Extreme slopes on family tree farm require NRCS conservationist to defy gravity
Extreme slopes on family tree farm require NRCS conservationist to defy gravity
Skamania County, City of Stevenson
The Stout Family Tree Farm used Environmental Quality Incentives Program (EQIP) funds to help with stand density management
on remote acreage in Skamania County.
|
Looking upslope on the Stout tree farm. The larger trees
visible are in the unharvested riparian areas. The red slash is from
recently felled competing vegetation. |
The Stout Family Tree Farm and the Natural Resources Conservation Service.

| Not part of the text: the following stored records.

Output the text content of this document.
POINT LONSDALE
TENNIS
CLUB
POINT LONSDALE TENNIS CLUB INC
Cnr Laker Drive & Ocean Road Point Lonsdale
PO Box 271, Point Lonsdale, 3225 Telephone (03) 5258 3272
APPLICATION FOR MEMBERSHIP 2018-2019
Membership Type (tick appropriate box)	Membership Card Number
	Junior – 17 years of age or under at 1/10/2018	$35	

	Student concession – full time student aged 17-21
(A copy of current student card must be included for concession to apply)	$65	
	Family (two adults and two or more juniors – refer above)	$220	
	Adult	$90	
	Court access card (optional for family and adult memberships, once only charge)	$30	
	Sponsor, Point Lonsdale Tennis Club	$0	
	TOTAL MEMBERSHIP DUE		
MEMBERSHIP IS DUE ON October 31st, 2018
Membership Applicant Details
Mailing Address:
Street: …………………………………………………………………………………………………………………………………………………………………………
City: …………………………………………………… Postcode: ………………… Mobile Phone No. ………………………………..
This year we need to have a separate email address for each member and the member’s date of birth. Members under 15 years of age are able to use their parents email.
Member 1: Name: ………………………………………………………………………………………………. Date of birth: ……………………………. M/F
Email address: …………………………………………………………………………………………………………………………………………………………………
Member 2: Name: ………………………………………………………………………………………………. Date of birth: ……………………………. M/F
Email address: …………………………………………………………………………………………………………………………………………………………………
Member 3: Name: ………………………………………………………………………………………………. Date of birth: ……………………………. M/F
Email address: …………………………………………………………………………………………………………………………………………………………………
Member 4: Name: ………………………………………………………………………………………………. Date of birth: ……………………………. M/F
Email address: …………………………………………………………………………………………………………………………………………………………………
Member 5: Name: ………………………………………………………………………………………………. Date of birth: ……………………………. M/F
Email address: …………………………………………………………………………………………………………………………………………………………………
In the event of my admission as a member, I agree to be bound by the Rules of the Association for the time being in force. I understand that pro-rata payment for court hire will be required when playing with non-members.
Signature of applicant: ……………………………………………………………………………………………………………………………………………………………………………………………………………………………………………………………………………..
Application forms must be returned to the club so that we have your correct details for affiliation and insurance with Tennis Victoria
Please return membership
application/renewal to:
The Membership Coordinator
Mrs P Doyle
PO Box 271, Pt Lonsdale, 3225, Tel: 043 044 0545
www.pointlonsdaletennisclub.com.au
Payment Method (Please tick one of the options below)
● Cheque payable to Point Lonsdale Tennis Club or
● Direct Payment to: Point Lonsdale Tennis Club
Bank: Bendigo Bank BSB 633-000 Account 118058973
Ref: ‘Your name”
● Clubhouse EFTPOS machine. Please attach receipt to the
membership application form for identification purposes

This remote, 160 acre unit of the Stout Family Tree Farm was harvested and
planted in 1993 and 1994. The majority of the site is 60 percent or greater slopes.
Natural regeneration of trees has provided a lot of competition from hardwood
species such as alder and maple, as well as volunteer hemlock and western red
cedar. After working with NRCS on other parts of the tree farm, the landowner
decided to pursue EQIP assistance to pre-commercially thin this difficult site.
EQIP was used by the landowner to assist
with covering the cost of pre-commercially thinning this remote and
difficult-to-access site.
The landowner opted to break the site into fields based on the deep
ravines bisecting the site and flagged and marked each field boundary for the
pre-commercial thinning crew, making work on this challenging site more
manageable.
The project has been pre-commercially thinned to the landowner's target species
density. He anticipates seeing improved growth over the next 10 to 20 years.